Figure EV5. Macrophage and CD8 populations respond consistently to irradiation in mice bearing two tumours

1. A

   Flow cytometric evaluation of TAMs (CD11b⁺F480⁺) in primary tumours harvested from mice bearing two MC38 tumours.

2. B

   Flow cytometric evaluation of CD8 T cells (CD45⁺CD3⁺CD8a⁺) in primary tumours harvested from mice bearing two MC38 tumours.

Data information: Data are presented as mean + SEM and analysed by Kruskal–Wallis test with Dunn's multiple comparisons test (n = 5 mice/group). *P < 0.05, **P < 0.01, ***P < 0.001.

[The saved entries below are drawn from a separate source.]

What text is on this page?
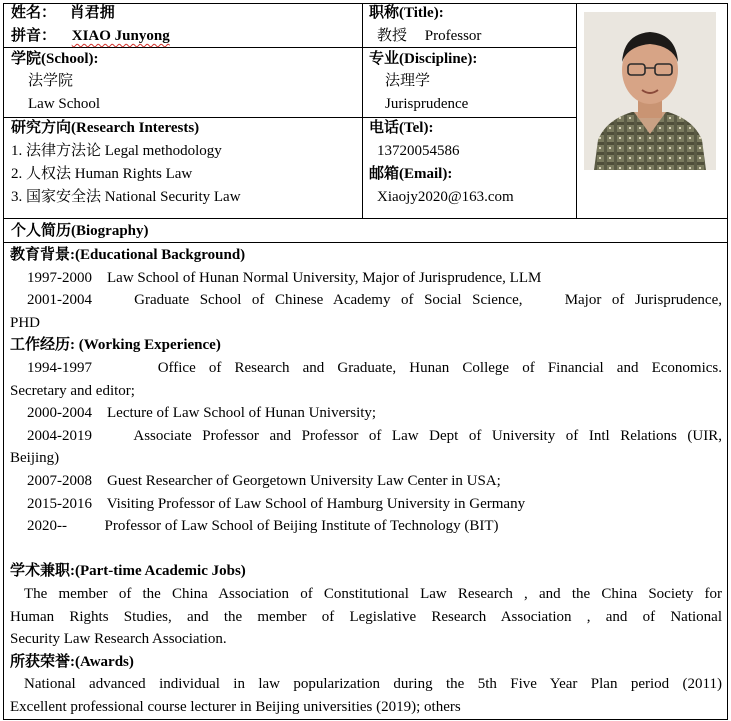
姓名： 肖君拥
拼音： XIAO Junyong
职称(Title):
教授 Professor
学院(School):
法学院
Law School
专业(Discipline):
法理学
Jurisprudence
研究方向(Research Interests)
1. 法律方法论 Legal methodology
2. 人权法 Human Rights Law
3. 国家安全法 National Security Law
电话(Tel):
13720054586
邮箱(Email):
Xiaojy2020@163.com
个人简历(Biography)
教育背景:(Educational Background)
1997-2000    Law School of Hunan Normal University, Major of Jurisprudence, LLM
2001-2004    Graduate School of Chinese Academy of Social Science,    Major of Jurisprudence,
PHD
工作经历: (Working Experience)
1994-1997     Office of Research and Graduate, Hunan College of Financial and Economics.
Secretary and editor;
2000-2004    Lecture of Law School of Hunan University;
2004-2019    Associate Professor and Professor of Law Dept of University of Intl Relations (UIR,
Beijing)
2007-2008    Guest Researcher of Georgetown University Law Center in USA;
2015-2016    Visiting Professor of Law School of Hamburg University in Germany
2020--          Professor of Law School of Beijing Institute of Technology (BIT)
学术兼职:(Part-time Academic Jobs)
The member of the China Association of Constitutional Law Research , and the China Society for
Human Rights Studies, and the member of Legislative Research Association , and of National
Security Law Research Association.
所获荣誉:(Awards)
National advanced individual in law popularization during the 5th Five Year Plan period (2011)
Excellent professional course lecturer in Beijing universities (2019); others
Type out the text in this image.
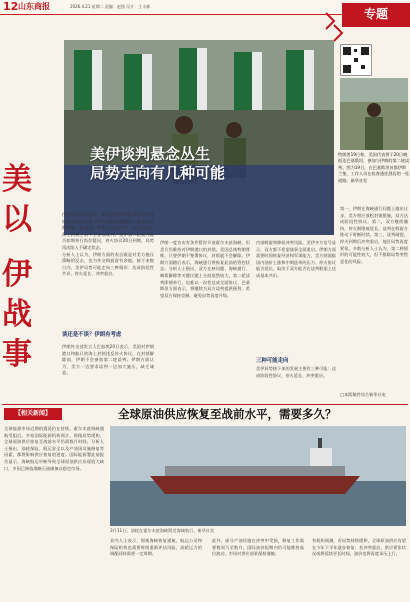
12 山东商报	2026.4.21 星期二 责编：赵凯 设计：王丰郝
专题
美
以
伊
战
事
美伊谈判悬念丛生
局势走向有几种可能
特朗普19日称，美国代表将于20日晚抵达巴基斯坦，参加与伊朗的第二轮谈判。图为19日，在巴基斯坦首都伊斯兰堡，工作人员在检查通往酒店的一处道路。新华社发
伊朗局势又现反转。美国总统特朗普20日早些时候称美国代表将于20日抵达巴基斯坦，参加与伊朗的第二轮谈判。伊朗方面回应称，在美国停止海上封锁之前不会参加谈判。美伊第二轮谈判能否如期举行尚存疑问，停火协议20日到期，局势再次陷入不确定状态。
分析人士认为，伊朗方面的表态既是对美方施压策略的反击，也为外交斡旋留有余地。接下来数日内，美伊局势可能走向三种情形：达成阶段性共识、停火延长、冲突重启。
谈还是不谈？伊朗有考虑
伊朗外交部发言人巴加埃20日表示，美国对伊朗港口和船只的海上封锁违反停火协议，在封锁解除前，伊朗不会参加第二轮谈判。伊朗方面认为，美方一边要求谈判一边加大施压，缺乏诚意。
伊朗一度宣布有条件暂时开放霍尔木兹海峡，但美方仍维持对伊朗港口的封锁。美国总统特朗普称，只要伊朗不签署协议，封锁就不会解除。伊朗方面随后表示，海峡通行将恢复此前的管控状态。分析人士指出，双方在核问题、海峡通行、制裁解除等关键议题上分歧依然较大，第二轮谈判即便举行，也难以一次性达成全面协议。巴基斯坦方面表示，将继续为双方谈判提供便利，希望双方保持克制，避免局势再度升级。
内部斡旋和降低冲突风险。美伊多方信号显示，双方都不希望战事全面重启。伊朗方面需要时间恢复经济和军事能力，美方则面临国内油价上涨和中期选举的压力。停火协议能否延长，取决于双方能否在谈判框架上达成基本共识。
三种可能走向
美伊局势接下来的发展主要有三种可能：达成阶段性协议、停火延长、冲突重启。
第一，伊朗在海峡通行问题上做出让步，美方相应放松封锁措施，双方达成阶段性协议。第二，双方继续僵持，停火期限被延长，谈判在斡旋方推动下时断时续。第三，谈判破裂，停火到期后冲突重启，地区局势再度紧张。多数分析人士认为，第二种情形的可能性较大，但不排除局势突然恶化的风险。
□本版稿件综合新华社电
【相关新闻】	全球原油供应恢复至战前水平，需要多久？
全球能源市场近期的震荡仍在持续。霍尔木兹海峡通航受阻后，多家国际能源机构预计，即使局势缓和，全球原油供应恢复至战前水平仍需数月时间。分析人士指出，油轮保险、航运安全以及产油国设施修复等因素，都将影响供应恢复的进度。国际能源署此前报告显示，海峡航运中断导致全球原油供应出现较大缺口，多国已释放战略石油储备以稳定市场。
3月11日，油轮在霍尔木兹海峡附近海域航行。新华社发
业内人士表示，即使海峡恢复通航，航运公司和保险机构也需要时间重新评估风险，油轮运力的调配同样需要一定周期。
此外，部分产油设施在冲突中受损，修复工作需要数周乃至数月。国际油价短期内仍可能维持高位波动，市场对供应前景保持谨慎。
有机构预测，若局势持续缓和，全球原油供应有望在今年下半年逐步恢复；若冲突重启，供应紧张状况或将延续更长时间，油价也将再度承压上行。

Figure 6. Macrophage depletion renders tumours more responsive to immune checkpoint blockade therapy

1. A–D

   PD‐L1 expression on MC38 and KPC cells 48 h following 10 Gy irradiation in tissue culture (A, B) or 10 Gy irradiation of tumours (C, D) analysed by flow cytometry. Data are presented as mean ± SEM and analysed by Mann–Witney test (n = 3, A, B). Data are presented as mean ± SEM and analysed by unpaired t‐test (n = 5 mice/group, C, D).

2. E, F

   Flow cytometric analysis of PD‐L1 (E) and PD‐L2 (F) on TAMs in MC38 tumours receiving treatment as indicated above. Data are presented as mean ± SEM and analysed by Mann–Witney test (n = 5 mice/group).

3. G, H

   Tumour growth in mice bearing MC38 (G) and KPC (H) tumours receiving the indicated treatments. Data presented for individual mice. Pie charts indicate the number of regressions observed.

4. I, J

   Tumour growth in mice bearing KPC tumours mice receiving 10 Gy IR + systemic aPD‐L1 to the primary lesion (I) ± systemic aPD‐L1 + aCSF therapy (J). The difference in tumour volume 8 (I) or 10 (J) days following IR was analysed by unpaired t‐test (data presented as mean ± SEM, n = 8 mice/group).

Data information: *P < 0.05, **P < 0.01, ***P < 0.001.